The BTS used respondent driven sampling (RDS) to recruit adult male IDUs (18 years of age and above) from Ukhrul and Chandel districts in Manipur, and Kiphire and Zunheboto districts in Nagaland. This paper reports on analysis of socio-demographics, drug use and injecting practices, sexual behaviour and condom use, knowledge of HIV, and exposure to interventions. Descriptive data were analysed using RDSAT, and odds ratios were calculated in SPSS.
The proportion of IDUs reporting NOT sharing needles / syringes at last injection increased substantially in Ukhrul (59.6% to 91.2%) and Zunheboto (45.5% to 73.8%), remained high in Chandel (97.0% to 98.9%), and remained largely unchanged in Kiphire (63.3% to 68.8%). The use of condoms with regular partners was low in all districts at both time points. In Ukhrul, Kiphire and Zunheboto the proportion of IDUs using condoms during sexual intercourse with a casual partner increased substantially to approximately 70-85%, whilst in Chandel the increase was only marginal (57.4% to 63.6%). Exposure to NGO HIV prevention interventions was significantly associated (p<0.05) with lower odds of sharing needles during the previous month (Nagaland, OR=0.63; Manipur, OR 0.35).
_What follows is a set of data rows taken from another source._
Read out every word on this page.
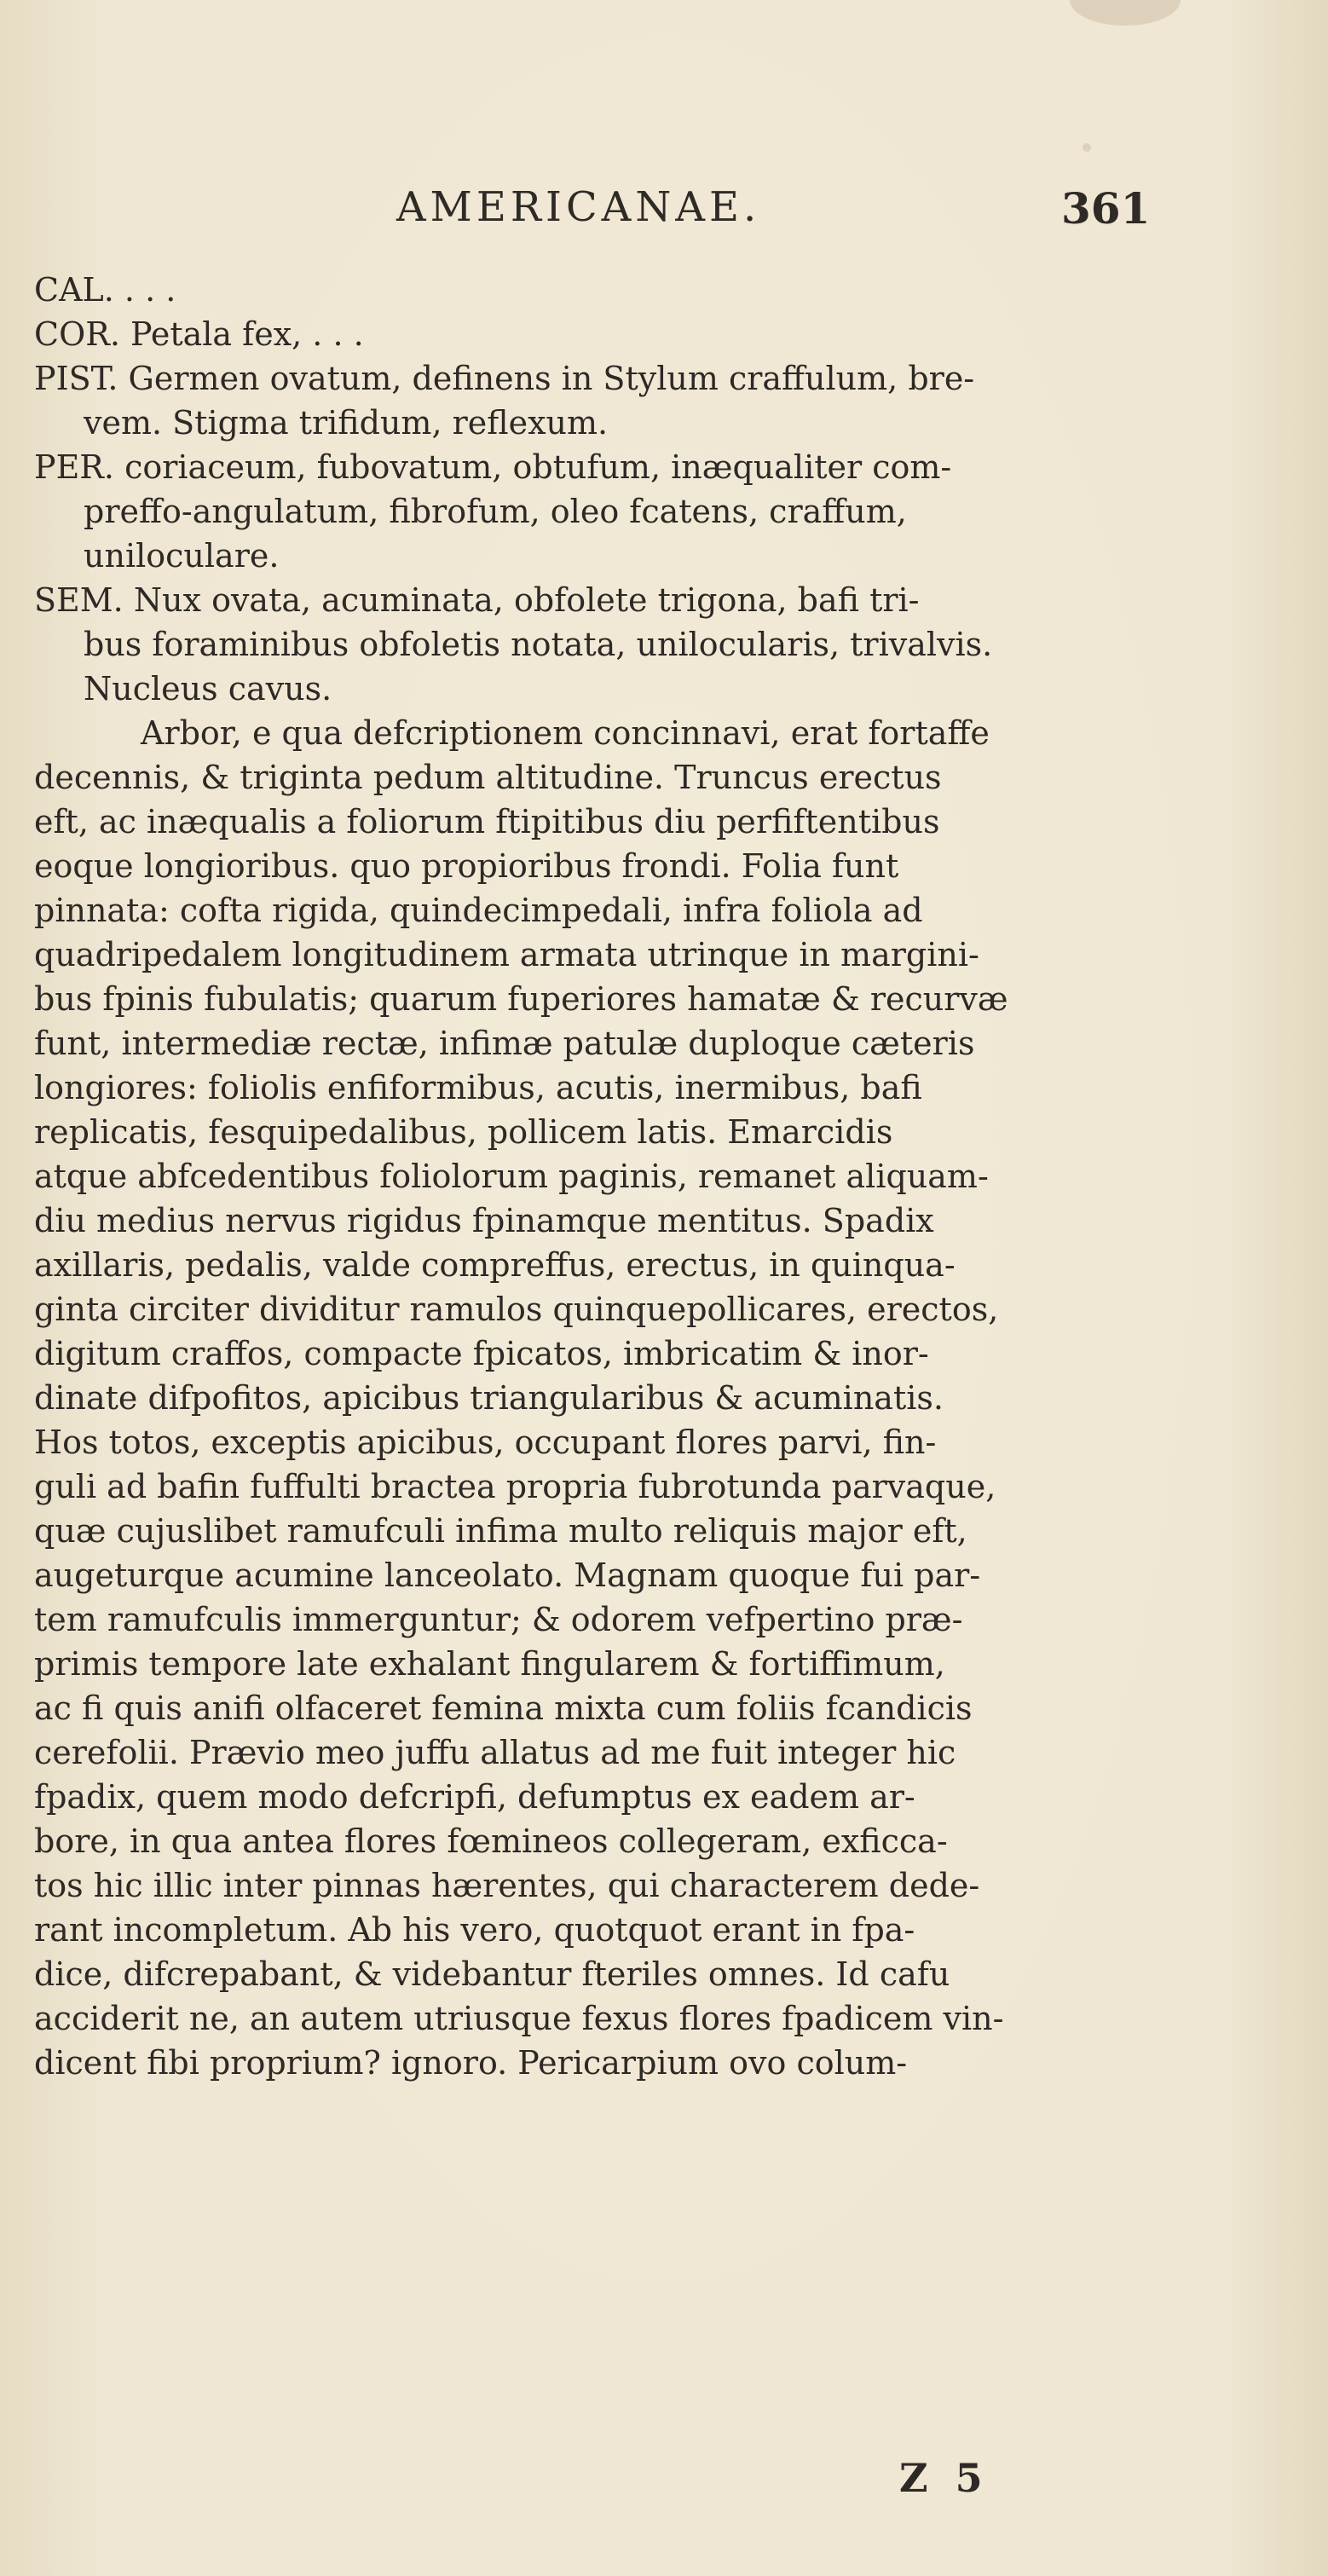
AMERICANAE.	361
CAL. . . .
COR. Petala fex, . . .
PIST. Germen ovatum, definens in Stylum craffulum, bre-
vem. Stigma trifidum, reflexum.
PER. coriaceum, fubovatum, obtufum, inæqualiter com-
preffo-angulatum, fibrofum, oleo fcatens, craffum,
uniloculare.
SEM. Nux ovata, acuminata, obfolete trigona, bafi tri-
bus foraminibus obfoletis notata, unilocularis, trivalvis.
Nucleus cavus.
Arbor, e qua defcriptionem concinnavi, erat fortaffe
decennis, & triginta pedum altitudine. Truncus erectus
eft, ac inæqualis a foliorum ftipitibus diu perfiftentibus
eoque longioribus. quo propioribus frondi. Folia funt
pinnata: cofta rigida, quindecimpedali, infra foliola ad
quadripedalem longitudinem armata utrinque in margini-
bus fpinis fubulatis; quarum fuperiores hamatæ & recurvæ
funt, intermediæ rectæ, infimæ patulæ duploque cæteris
longiores: foliolis enfiformibus, acutis, inermibus, bafi
replicatis, fesquipedalibus, pollicem latis. Emarcidis
atque abfcedentibus foliolorum paginis, remanet aliquam-
diu medius nervus rigidus fpinamque mentitus. Spadix
axillaris, pedalis, valde compreffus, erectus, in quinqua-
ginta circiter dividitur ramulos quinquepollicares, erectos,
digitum craffos, compacte fpicatos, imbricatim & inor-
dinate difpofitos, apicibus triangularibus & acuminatis.
Hos totos, exceptis apicibus, occupant flores parvi, fin-
guli ad bafin fuffulti bractea propria fubrotunda parvaque,
quæ cujuslibet ramufculi infima multo reliquis major eft,
augeturque acumine lanceolato. Magnam quoque fui par-
tem ramufculis immerguntur; & odorem vefpertino præ-
primis tempore late exhalant fingularem & fortiffimum,
ac fi quis anifi olfaceret femina mixta cum foliis fcandicis
cerefolii. Prævio meo juffu allatus ad me fuit integer hic
fpadix, quem modo defcripfi, defumptus ex eadem ar-
bore, in qua antea flores fœmineos collegeram, exficca-
tos hic illic inter pinnas hærentes, qui characterem dede-
rant incompletum. Ab his vero, quotquot erant in fpa-
dice, difcrepabant, & videbantur fteriles omnes. Id cafu
acciderit ne, an autem utriusque fexus flores fpadicem vin-
dicent fibi proprium? ignoro. Pericarpium ovo colum-
Z 5
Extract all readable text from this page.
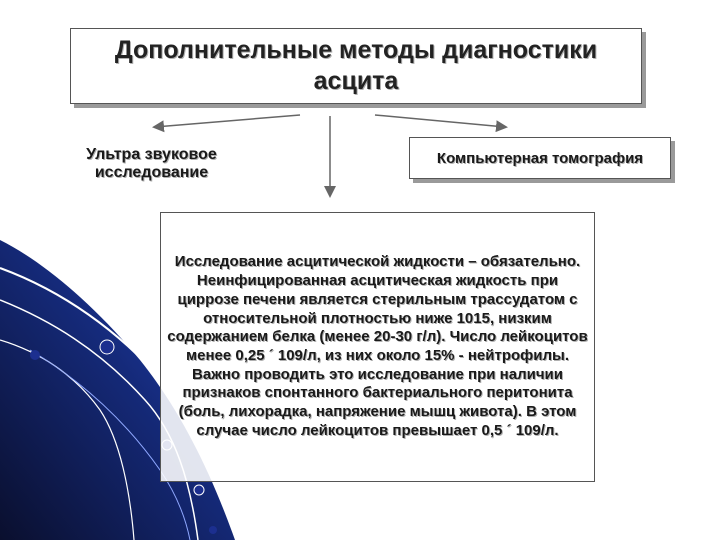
Дополнительные методы диагностики асцита
Ультра звуковое исследование
Компьютерная томография
Исследование асцитической жидкости – обязательно. Неинфицированная асцитическая жидкость при циррозе печени является стерильным трассудатом с относительной плотностью ниже 1015, низким содержанием белка (менее 20-30 г/л). Число лейкоцитов менее 0,25 ´ 109/л, из них около 15% - нейтрофилы. Важно проводить это исследование при наличии признаков спонтанного бактериального перитонита (боль, лихорадка, напряжение мышц живота). В этом случае число лейкоцитов превышает 0,5 ´ 109/л.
Despite district-level differences, the results from this BTS study indicate that exposure to HIV prevention services, predominately delivered in this region by NGOs, is associated with a reduced likelihood of engaging in HIV risk behaviours. IDUs using HIV prevention services are more likely to engage in safe injecting and sexual practices, and effort is required to sustain / increase opportunities for IDUs to access these services. These outcomes are a noteworthy achievement in a very challenging context.